Title : Composite materials based on active carbon from biomass residues and zinc oxide nanoparticles for water purification
Abstract:
Recent research concerning heterogeneous catalytic support for chemical synthesis or the development of new chemical compounds is governed lately by two principles: nanoparticle scale materials and sustainable materials. Using biomass residues and processes like pyrolysis and thermal activation or calcinations, we were able, in respect with these principles, to develop new materials for photodegradation processes of organic compounds from wastewaters.
The conversion of biomass residues into value-added products is in line with European directives for environmental protection, which are imposing stringent rules on the implementation of non-polluting organic waste recovery processes. Recent studies involved the fructification of biomass residues into active carbon (CA) in order to obtain composite materials for photocatalytic degradation reactions of organic compounds from contaminated water.
Furthermore, the degradation of organic polluting agents can also be performed successfully in the presence of metal oxides such as ZnO, TiO2, ZrO2, etc, due to their photocatalytic properties, relatively low synthesis costs and non-toxic actions towards environment.
The properties of CA obtained from biomass and used for water purification depend on the nature of biomass, pyrolysis and activation conditions.
Thus, in the first step, our study involved three different types of biomass, such as: algal residues, cherry pits and bacterial cellulose which were pyrolyzed and further activated in different conditions in order to obtain CA.
The recovery of ZnO NPs by sedimentation or filtration could be a difficult task due to the decresed size of the inorganic particles. Thus, the immobilization of such particles on different substrates is necessary in order to better recover and reuse the composite material for a new photodegradation cycle.

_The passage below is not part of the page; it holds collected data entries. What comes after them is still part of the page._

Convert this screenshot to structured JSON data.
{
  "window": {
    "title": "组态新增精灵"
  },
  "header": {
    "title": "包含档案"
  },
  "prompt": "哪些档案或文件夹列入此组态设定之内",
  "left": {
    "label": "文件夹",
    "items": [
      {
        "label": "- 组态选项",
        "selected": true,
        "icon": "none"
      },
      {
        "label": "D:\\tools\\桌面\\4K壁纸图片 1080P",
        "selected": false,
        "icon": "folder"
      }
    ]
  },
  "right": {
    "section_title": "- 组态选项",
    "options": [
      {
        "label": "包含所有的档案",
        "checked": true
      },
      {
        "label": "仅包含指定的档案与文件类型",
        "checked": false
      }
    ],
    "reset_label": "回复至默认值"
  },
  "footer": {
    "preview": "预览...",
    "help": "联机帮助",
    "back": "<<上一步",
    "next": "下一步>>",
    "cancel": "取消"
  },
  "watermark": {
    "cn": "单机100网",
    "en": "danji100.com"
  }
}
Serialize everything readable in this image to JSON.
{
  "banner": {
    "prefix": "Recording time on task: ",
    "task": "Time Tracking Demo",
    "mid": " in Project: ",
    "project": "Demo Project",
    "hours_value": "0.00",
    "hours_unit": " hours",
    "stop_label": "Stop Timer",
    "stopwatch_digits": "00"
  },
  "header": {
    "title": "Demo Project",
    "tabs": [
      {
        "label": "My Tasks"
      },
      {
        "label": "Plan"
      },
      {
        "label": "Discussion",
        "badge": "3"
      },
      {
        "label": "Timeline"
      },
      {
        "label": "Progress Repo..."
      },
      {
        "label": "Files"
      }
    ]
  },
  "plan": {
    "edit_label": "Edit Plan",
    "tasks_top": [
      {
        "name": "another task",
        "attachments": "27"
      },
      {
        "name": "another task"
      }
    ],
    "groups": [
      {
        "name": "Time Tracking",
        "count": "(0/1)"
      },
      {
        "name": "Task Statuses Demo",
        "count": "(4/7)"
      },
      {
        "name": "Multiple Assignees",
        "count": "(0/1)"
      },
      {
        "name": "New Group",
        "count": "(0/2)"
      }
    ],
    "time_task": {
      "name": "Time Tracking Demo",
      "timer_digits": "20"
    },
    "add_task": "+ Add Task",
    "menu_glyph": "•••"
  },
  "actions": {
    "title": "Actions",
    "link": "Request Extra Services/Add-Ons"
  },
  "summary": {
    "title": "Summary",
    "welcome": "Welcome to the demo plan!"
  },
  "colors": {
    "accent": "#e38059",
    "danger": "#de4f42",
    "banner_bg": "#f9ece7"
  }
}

For this reason, the next step consisted in the direct generation of ZnO nanoparticles (ZnO NPs) on the surface of CA using both conventional and unconventional reactions (ultrasound-assisted process) to develop composite materials with higher efficiency in the photocatalytic process.
In our case, depending on the ZnO synthesis procedure, the medium size diameter of the inorganic nanoparticles varied from 5 to 30 nm. The CA, ZnO and CA-ZnO composite materials were characterized by FT-IR SEM, EDX, and XRD. The photocatalytic process involved the degradation of methyl orange (MO) under UV light conditions and it was highly influenced by the morphology of the CA-ZnO composite.